Recommended by the American Academy of Family Physicians

Pink Eye –
Consider antibiotics for: 

  • Pink eye that doesn’t get better in one week.

  • A pus-like eye discharge that lasts all day and may be yellow-green. 

  • A child with a weak immune system.

Recommended by the American Academy of Ophthalmology

Sinus Infections –
Consider antibiotics for: 

  • A fever over 102°F.

  • Pain and tenderness around the sinuses.

  • Symptoms that do not get better in 10 days.

  • A child who gets better and then worse again.

Recommended by the American Academy of Pediatrics

Ear Infections for Children with Ear Tubes –
Consider antibiotics for: 

  • A child who doesn’t get better with over the counter ear drops. (Check with your pediatrician before using ear drops.)

  • A very ill child. 

  • A child who needs antibiotics for another reason.

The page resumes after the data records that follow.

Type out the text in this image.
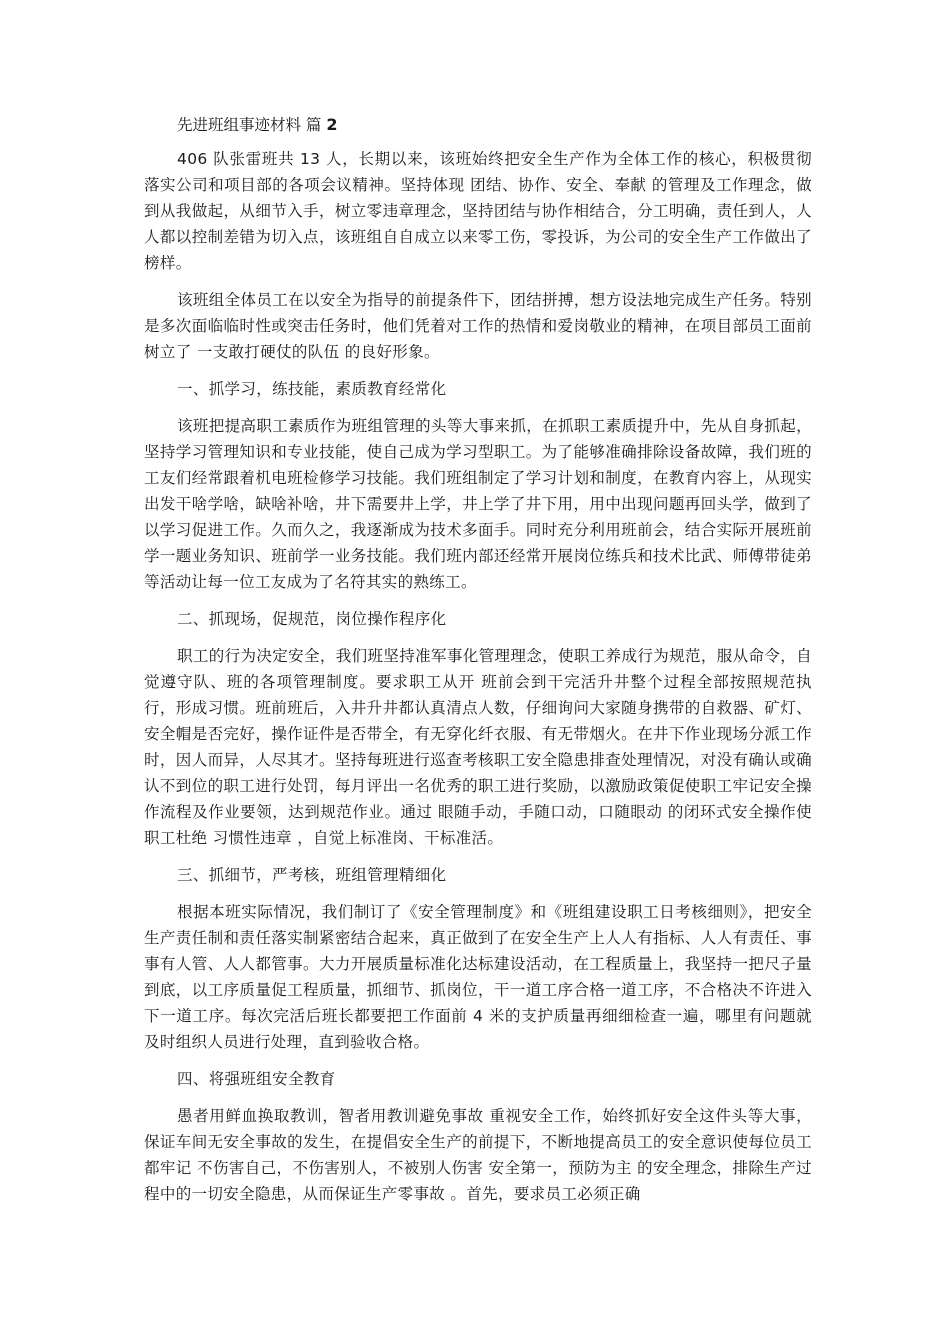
先进班组事迹材料 篇 2

406 队张雷班共 13 人，长期以来，该班始终把安全生产作为全体工作的核心，积极贯彻落实公司和项目部的各项会议精神。坚持体现 团结、协作、安全、奉献 的管理及工作理念，做到从我做起，从细节入手，树立零违章理念，坚持团结与协作相结合，分工明确，责任到人，人人都以控制差错为切入点，该班组自自成立以来零工伤，零投诉，为公司的安全生产工作做出了榜样。

该班组全体员工在以安全为指导的前提条件下，团结拼搏，想方设法地完成生产任务。特别是多次面临临时性或突击任务时，他们凭着对工作的热情和爱岗敬业的精神，在项目部员工面前树立了 一支敢打硬仗的队伍 的良好形象。

一、抓学习，练技能，素质教育经常化

该班把提高职工素质作为班组管理的头等大事来抓，在抓职工素质提升中，先从自身抓起，坚持学习管理知识和专业技能，使自己成为学习型职工。为了能够准确排除设备故障，我们班的工友们经常跟着机电班检修学习技能。我们班组制定了学习计划和制度，在教育内容上，从现实出发干啥学啥，缺啥补啥，井下需要井上学，井上学了井下用，用中出现问题再回头学，做到了以学习促进工作。久而久之，我逐渐成为技术多面手。同时充分利用班前会，结合实际开展班前学一题业务知识、班前学一业务技能。我们班内部还经常开展岗位练兵和技术比武、师傅带徒弟等活动让每一位工友成为了名符其实的熟练工。

二、抓现场，促规范，岗位操作程序化

职工的行为决定安全，我们班坚持准军事化管理理念，使职工养成行为规范，服从命令，自觉遵守队、班的各项管理制度。要求职工从开 班前会到干完活升井整个过程全部按照规范执行，形成习惯。班前班后，入井升井都认真清点人数，仔细询问大家随身携带的自救器、矿灯、安全帽是否完好，操作证件是否带全，有无穿化纤衣服、有无带烟火。在井下作业现场分派工作时，因人而异，人尽其才。坚持每班进行巡查考核职工安全隐患排查处理情况，对没有确认或确认不到位的职工进行处罚，每月评出一名优秀的职工进行奖励，以激励政策促使职工牢记安全操作流程及作业要领，达到规范作业。通过 眼随手动，手随口动，口随眼动 的闭环式安全操作使职工杜绝 习惯性违章 ，自觉上标准岗、干标准活。

三、抓细节，严考核，班组管理精细化

根据本班实际情况，我们制订了《安全管理制度》和《班组建设职工日考核细则》，把安全生产责任制和责任落实制紧密结合起来，真正做到了在安全生产上人人有指标、人人有责任、事事有人管、人人都管事。大力开展质量标准化达标建设活动，在工程质量上，我坚持一把尺子量到底，以工序质量促工程质量，抓细节、抓岗位，干一道工序合格一道工序，不合格决不许进入 下一道工序。每次完活后班长都要把工作面前 4 米的支护质量再细细检查一遍，哪里有问题就及时组织人员进行处理，直到验收合格。

四、将强班组安全教育

愚者用鲜血换取教训，智者用教训避免事故 重视安全工作，始终抓好安全这件头等大事，保证车间无安全事故的发生，在提倡安全生产的前提下，不断地提高员工的安全意识使每位员工都牢记 不伤害自己，不伤害别人，不被别人伤害 安全第一，预防为主 的安全理念，排除生产过程中的一切安全隐患，从而保证生产零事故 。首先，要求员工必须正确
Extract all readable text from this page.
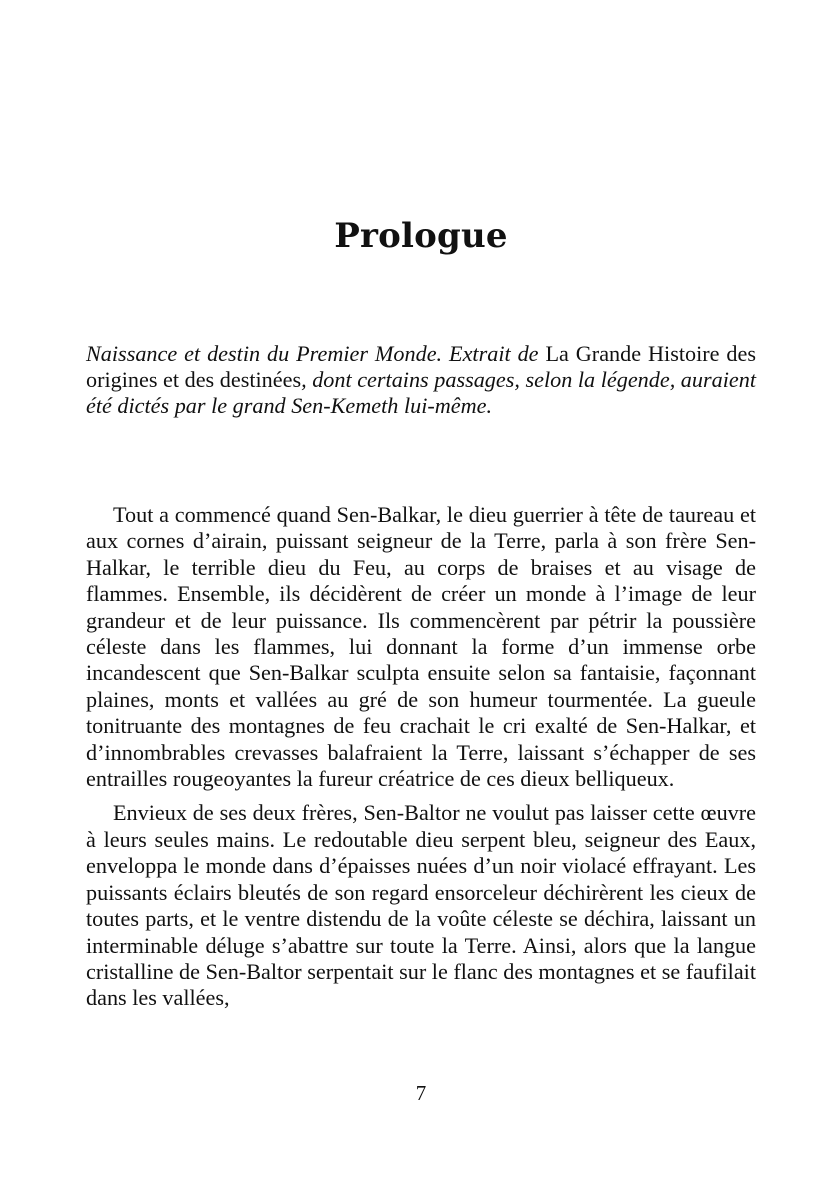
Prologue

Naissance et destin du Premier Monde. Extrait de La Grande Histoire des origines et des destinées, dont certains passages, selon la légende, auraient été dictés par le grand Sen-Kemeth lui-même.

Tout a commencé quand Sen-Balkar, le dieu guerrier à tête de taureau et aux cornes d’airain, puissant seigneur de la Terre, parla à son frère Sen-Halkar, le terrible dieu du Feu, au corps de braises et au visage de flammes. Ensemble, ils décidèrent de créer un monde à l’image de leur grandeur et de leur puissance. Ils commencèrent par pétrir la poussière céleste dans les flammes, lui donnant la forme d’un immense orbe incandescent que Sen-Balkar sculpta ensuite selon sa fantaisie, façonnant plaines, monts et vallées au gré de son humeur tourmentée. La gueule tonitruante des montagnes de feu crachait le cri exalté de Sen-Halkar, et d’innombrables crevasses balafraient la Terre, laissant s’échapper de ses entrailles rougeoyantes la fureur créatrice de ces dieux belliqueux.

Envieux de ses deux frères, Sen-Baltor ne voulut pas laisser cette œuvre à leurs seules mains. Le redoutable dieu serpent bleu, seigneur des Eaux, enveloppa le monde dans d’épaisses nuées d’un noir violacé effrayant. Les puissants éclairs bleutés de son regard ensorceleur déchirèrent les cieux de toutes parts, et le ventre distendu de la voûte céleste se déchira, laissant un interminable déluge s’abattre sur toute la Terre. Ainsi, alors que la langue cristalline de Sen-Baltor serpentait sur le flanc des montagnes et se faufilait dans les vallées,

7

Recommended by the American Academy of
Otolaryngology – Head & Neck Surgery

Swimmer's Ear –
Consider antibiotics if: 

  • Your child’s infection spreads or doesn’t get better with prescription antibiotic ear drops or over-the-counter alcohol-based ear drops. 

  • Your child has other conditions that increase the risk of complications.

Recommended by the American Academy of
Otolaryngology – Head & Neck Surgery

Ask your pediatrician if your child really needs antibiotics,
what the risks are, and if there are any other options.